(PSYCHIATRIC TIMES) - The 2 most common anxiety disorders are generalized anxiety disorder (GAD) and panic disorder. Approximately 5.7% of people in community samples will meet diagnostic criteria for GAD in their lifetime; the rate is about 4.7% for panic disorder (with or without agoraphobia).1 GAD—which is characterized by excessive and uncontrollable worry about a variety of topics (along with associated features such as trouble sleeping and impaired concentration)—is often chronic and is associated with significant costs to the individual and to society.2,3
Panic disorder—characterized by recurrent, unexpected panic attacks—can be similarly intractable (particularly when is it accompanied by agoraphobia) and costly.4,5 Panic attacks are discrete periods of intense fear or discomfort that manifest with sweating, trembling, accelerated heart rate, and concern about having another panic attack. Many people experience panic attacks without meeting full diagnostic criteria for panic disorder (about 28.3% lifetime prevalence).6 Furthermore, panic attacks have been identified as a risk factor for various other forms of psychopathology, including GAD.7
Given the widespread occurrence of GAD, panic disorder, and panic attacks, it is not surprising that these conditions are frequently comorbid. An international study of lifetime comorbidities found a high rate (21.8%) of panic disorder and GAD; most people (55.8%) reported that the symptoms of GAD and panic disorder began within 1 year of each other.8 Unfortunately, while effective treatment strategies are available for both panic disorder and GAD, little is known about how to best treat these disorders when they are comorbid.

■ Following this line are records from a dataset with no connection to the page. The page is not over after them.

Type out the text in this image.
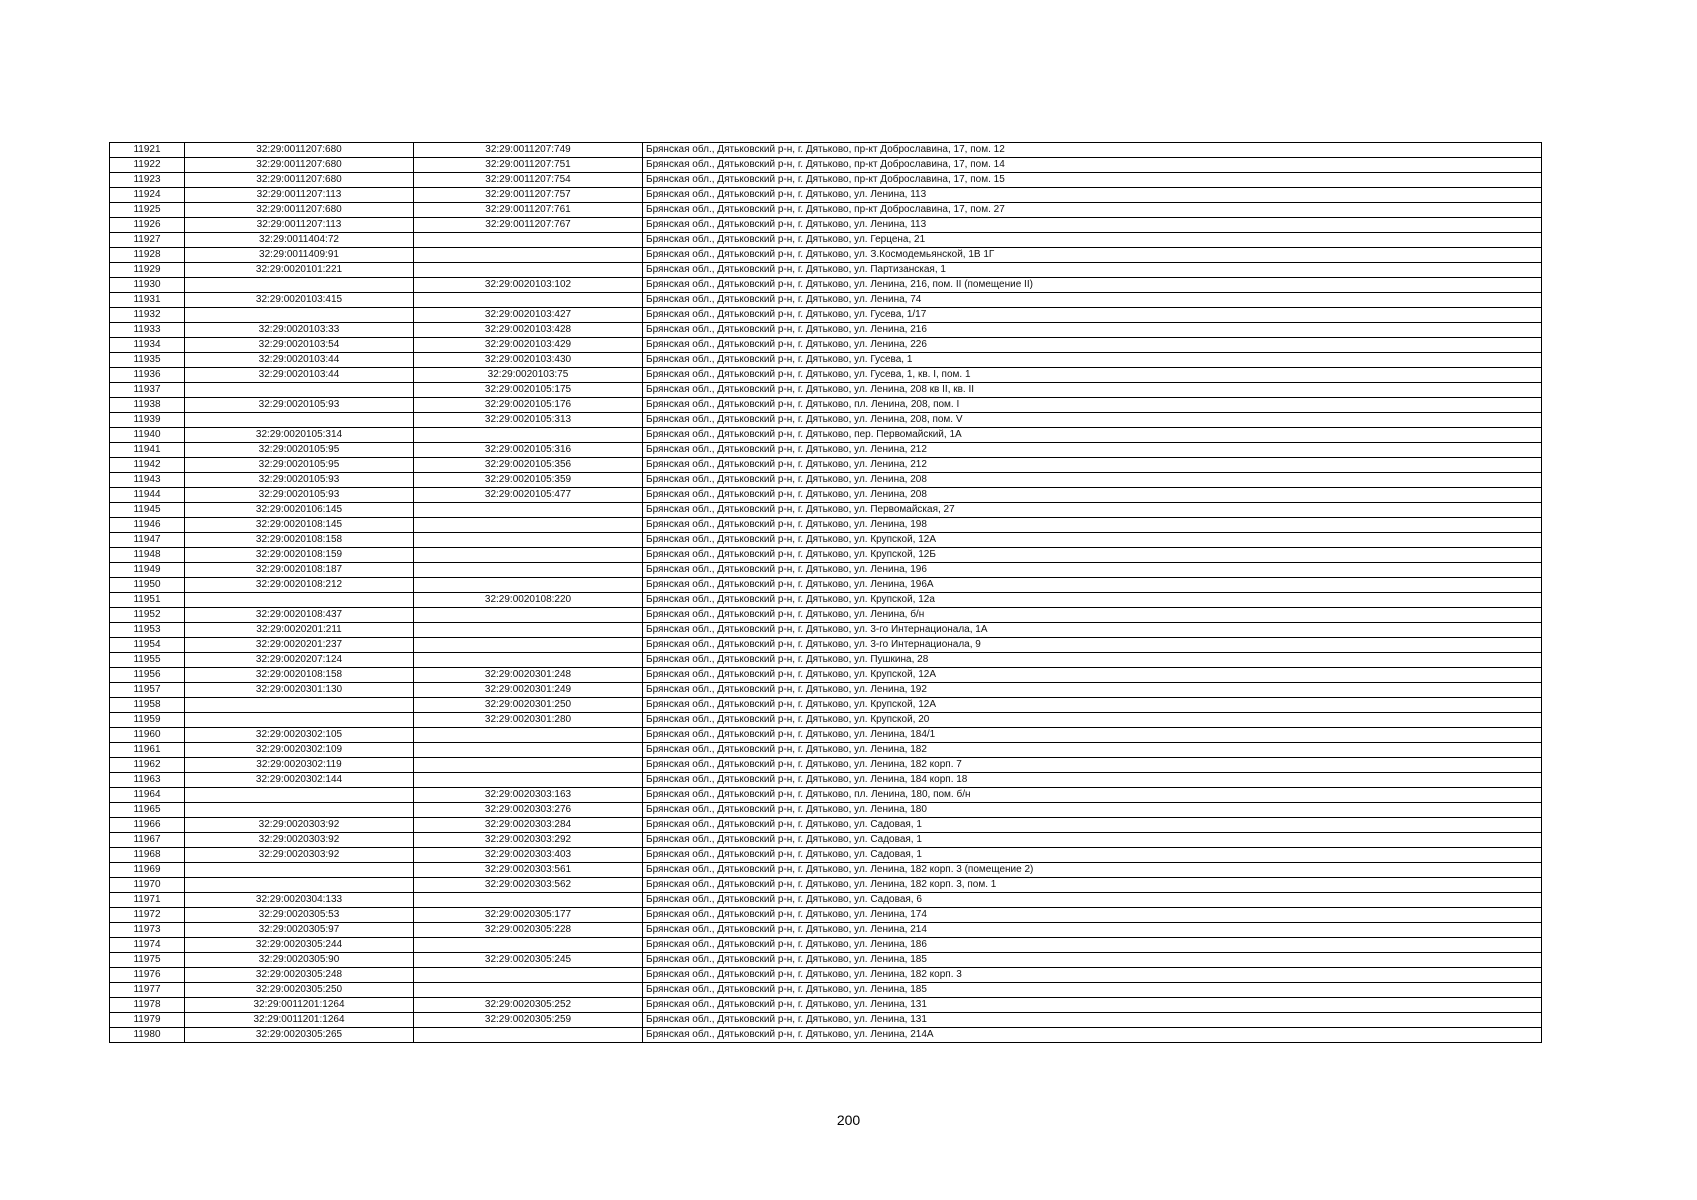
11921	32:29:0011207:680	32:29:0011207:749	Брянская обл., Дятьковский р-н, г. Дятьково, пр-кт Доброславина, 17, пом. 12
11922	32:29:0011207:680	32:29:0011207:751	Брянская обл., Дятьковский р-н, г. Дятьково, пр-кт Доброславина, 17, пом. 14
11923	32:29:0011207:680	32:29:0011207:754	Брянская обл., Дятьковский р-н, г. Дятьково, пр-кт Доброславина, 17, пом. 15
11924	32:29:0011207:113	32:29:0011207:757	Брянская обл., Дятьковский р-н, г. Дятьково, ул. Ленина, 113
11925	32:29:0011207:680	32:29:0011207:761	Брянская обл., Дятьковский р-н, г. Дятьково, пр-кт Доброславина, 17, пом. 27
11926	32:29:0011207:113	32:29:0011207:767	Брянская обл., Дятьковский р-н, г. Дятьково, ул. Ленина, 113
11927	32:29:0011404:72		Брянская обл., Дятьковский р-н, г. Дятьково, ул. Герцена, 21
11928	32:29:0011409:91		Брянская обл., Дятьковский р-н, г. Дятьково, ул. З.Космодемьянской, 1В 1Г
11929	32:29:0020101:221		Брянская обл., Дятьковский р-н, г. Дятьково, ул. Партизанская, 1
11930		32:29:0020103:102	Брянская обл., Дятьковский р-н, г. Дятьково, ул. Ленина, 216, пом. II (помещение II)
11931	32:29:0020103:415		Брянская обл., Дятьковский р-н, г. Дятьково, ул. Ленина, 74
11932		32:29:0020103:427	Брянская обл., Дятьковский р-н, г. Дятьково, ул. Гусева, 1/17
11933	32:29:0020103:33	32:29:0020103:428	Брянская обл., Дятьковский р-н, г. Дятьково, ул. Ленина, 216
11934	32:29:0020103:54	32:29:0020103:429	Брянская обл., Дятьковский р-н, г. Дятьково, ул. Ленина, 226
11935	32:29:0020103:44	32:29:0020103:430	Брянская обл., Дятьковский р-н, г. Дятьково, ул. Гусева, 1
11936	32:29:0020103:44	32:29:0020103:75	Брянская обл., Дятьковский р-н, г. Дятьково, ул. Гусева, 1, кв. I, пом. 1
11937		32:29:0020105:175	Брянская обл., Дятьковский р-н, г. Дятьково, ул. Ленина, 208 кв II, кв. II
11938	32:29:0020105:93	32:29:0020105:176	Брянская обл., Дятьковский р-н, г. Дятьково, пл. Ленина, 208, пом. I
11939		32:29:0020105:313	Брянская обл., Дятьковский р-н, г. Дятьково, ул. Ленина, 208, пом. V
11940	32:29:0020105:314		Брянская обл., Дятьковский р-н, г. Дятьково, пер. Первомайский, 1А
11941	32:29:0020105:95	32:29:0020105:316	Брянская обл., Дятьковский р-н, г. Дятьково, ул. Ленина, 212
11942	32:29:0020105:95	32:29:0020105:356	Брянская обл., Дятьковский р-н, г. Дятьково, ул. Ленина, 212
11943	32:29:0020105:93	32:29:0020105:359	Брянская обл., Дятьковский р-н, г. Дятьково, ул. Ленина, 208
11944	32:29:0020105:93	32:29:0020105:477	Брянская обл., Дятьковский р-н, г. Дятьково, ул. Ленина, 208
11945	32:29:0020106:145		Брянская обл., Дятьковский р-н, г. Дятьково, ул. Первомайская, 27
11946	32:29:0020108:145		Брянская обл., Дятьковский р-н, г. Дятьково, ул. Ленина, 198
11947	32:29:0020108:158		Брянская обл., Дятьковский р-н, г. Дятьково, ул. Крупской, 12А
11948	32:29:0020108:159		Брянская обл., Дятьковский р-н, г. Дятьково, ул. Крупской, 12Б
11949	32:29:0020108:187		Брянская обл., Дятьковский р-н, г. Дятьково, ул. Ленина, 196
11950	32:29:0020108:212		Брянская обл., Дятьковский р-н, г. Дятьково, ул. Ленина, 196А
11951		32:29:0020108:220	Брянская обл., Дятьковский р-н, г. Дятьково, ул. Крупской, 12а
11952	32:29:0020108:437		Брянская обл., Дятьковский р-н, г. Дятьково, ул. Ленина, б/н
11953	32:29:0020201:211		Брянская обл., Дятьковский р-н, г. Дятьково, ул. 3-го Интернационала, 1А
11954	32:29:0020201:237		Брянская обл., Дятьковский р-н, г. Дятьково, ул. 3-го Интернационала, 9
11955	32:29:0020207:124		Брянская обл., Дятьковский р-н, г. Дятьково, ул. Пушкина, 28
11956	32:29:0020108:158	32:29:0020301:248	Брянская обл., Дятьковский р-н, г. Дятьково, ул. Крупской, 12А
11957	32:29:0020301:130	32:29:0020301:249	Брянская обл., Дятьковский р-н, г. Дятьково, ул. Ленина, 192
11958		32:29:0020301:250	Брянская обл., Дятьковский р-н, г. Дятьково, ул. Крупской, 12А
11959		32:29:0020301:280	Брянская обл., Дятьковский р-н, г. Дятьково, ул. Крупской, 20
11960	32:29:0020302:105		Брянская обл., Дятьковский р-н, г. Дятьково, ул. Ленина, 184/1
11961	32:29:0020302:109		Брянская обл., Дятьковский р-н, г. Дятьково, ул. Ленина, 182
11962	32:29:0020302:119		Брянская обл., Дятьковский р-н, г. Дятьково, ул. Ленина, 182 корп. 7
11963	32:29:0020302:144		Брянская обл., Дятьковский р-н, г. Дятьково, ул. Ленина, 184 корп. 18
11964		32:29:0020303:163	Брянская обл., Дятьковский р-н, г. Дятьково, пл. Ленина, 180, пом. б/н
11965		32:29:0020303:276	Брянская обл., Дятьковский р-н, г. Дятьково, ул. Ленина, 180
11966	32:29:0020303:92	32:29:0020303:284	Брянская обл., Дятьковский р-н, г. Дятьково, ул. Садовая, 1
11967	32:29:0020303:92	32:29:0020303:292	Брянская обл., Дятьковский р-н, г. Дятьково, ул. Садовая, 1
11968	32:29:0020303:92	32:29:0020303:403	Брянская обл., Дятьковский р-н, г. Дятьково, ул. Садовая, 1
11969		32:29:0020303:561	Брянская обл., Дятьковский р-н, г. Дятьково, ул. Ленина, 182 корп. 3 (помещение 2)
11970		32:29:0020303:562	Брянская обл., Дятьковский р-н, г. Дятьково, ул. Ленина, 182 корп. 3, пом. 1
11971	32:29:0020304:133		Брянская обл., Дятьковский р-н, г. Дятьково, ул. Садовая, 6
11972	32:29:0020305:53	32:29:0020305:177	Брянская обл., Дятьковский р-н, г. Дятьково, ул. Ленина, 174
11973	32:29:0020305:97	32:29:0020305:228	Брянская обл., Дятьковский р-н, г. Дятьково, ул. Ленина, 214
11974	32:29:0020305:244		Брянская обл., Дятьковский р-н, г. Дятьково, ул. Ленина, 186
11975	32:29:0020305:90	32:29:0020305:245	Брянская обл., Дятьковский р-н, г. Дятьково, ул. Ленина, 185
11976	32:29:0020305:248		Брянская обл., Дятьковский р-н, г. Дятьково, ул. Ленина, 182 корп. 3
11977	32:29:0020305:250		Брянская обл., Дятьковский р-н, г. Дятьково, ул. Ленина, 185
11978	32:29:0011201:1264	32:29:0020305:252	Брянская обл., Дятьковский р-н, г. Дятьково, ул. Ленина, 131
11979	32:29:0011201:1264	32:29:0020305:259	Брянская обл., Дятьковский р-н, г. Дятьково, ул. Ленина, 131
11980	32:29:0020305:265		Брянская обл., Дятьковский р-н, г. Дятьково, ул. Ленина, 214А
200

The first task to effectively address comorbid GAD and panic disorder is to make the appropriate diagnosis. A variety of general medical conditions that mimic features of panic disorder and/or GAD (eg, hyperthyroidism, pheochromocytoma) need to be considered. In addition, somatic and associated symptoms may be present in both GAD and panic disorder; thus it is important to understand the context of these symptoms.

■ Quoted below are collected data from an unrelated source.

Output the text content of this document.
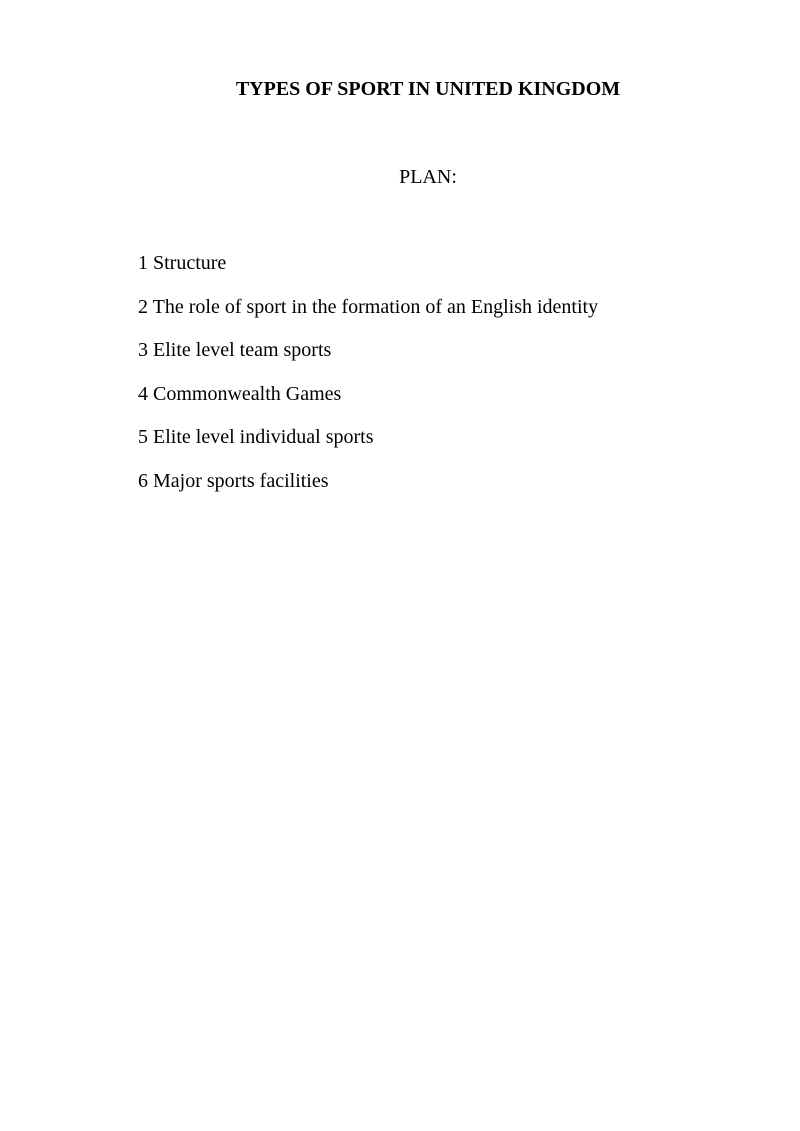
TYPES OF SPORT IN UNITED KINGDOM

PLAN:

1 Structure
2 The role of sport in the formation of an English identity
3 Elite level team sports
4 Commonwealth Games
5 Elite level individual sports
6 Major sports facilities
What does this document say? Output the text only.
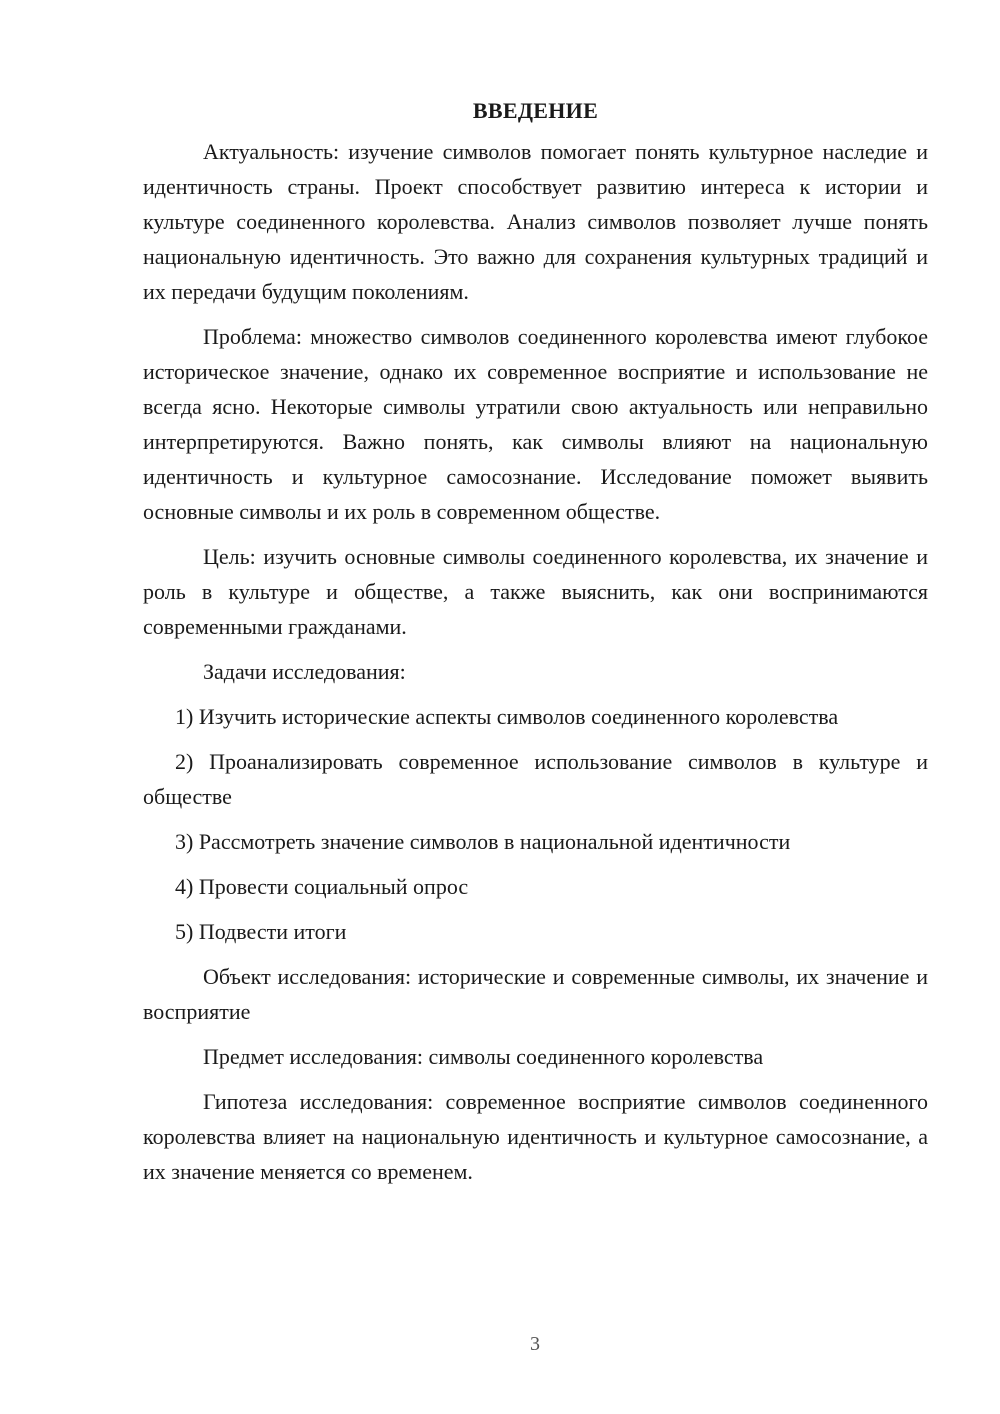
ВВЕДЕНИЕ

Актуальность: изучение символов помогает понять культурное наследие и идентичность страны. Проект способствует развитию интереса к истории и культуре соединенного королевства. Анализ символов позволяет лучше понять национальную идентичность. Это важно для сохранения культурных традиций и их передачи будущим поколениям.

Проблема: множество символов соединенного королевства имеют глубокое историческое значение, однако их современное восприятие и использование не всегда ясно. Некоторые символы утратили свою актуальность или неправильно интерпретируются. Важно понять, как символы влияют на национальную идентичность и культурное самосознание. Исследование поможет выявить основные символы и их роль в современном обществе.

Цель: изучить основные символы соединенного королевства, их значение и роль в культуре и обществе, а также выяснить, как они воспринимаются современными гражданами.

Задачи исследования:

1) Изучить исторические аспекты символов соединенного королевства

2) Проанализировать современное использование символов в культуре и обществе

3) Рассмотреть значение символов в национальной идентичности

4) Провести социальный опрос

5) Подвести итоги

Объект исследования: исторические и современные символы, их значение и восприятие

Предмет исследования: символы соединенного королевства

Гипотеза исследования: современное восприятие символов соединенного королевства влияет на национальную идентичность и культурное самосознание, а их значение меняется со временем.

3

In GAD, somatic symptoms such as muscle tension or feeling “keyed up” or “on edge” may occur, but they present differently than those that arise during a panic attack. Panic attack–related somatic symptoms tend to develop abruptly, then peak and subside relatively quickly, whereas GAD-related somatic symptoms tend to come on more gradually, and are present at a lower level for longer periods. GAD-related somatic symptoms may be experienced as aversive by the individual but generally are not catastrophically misinterpreted (eg, “I am dying”).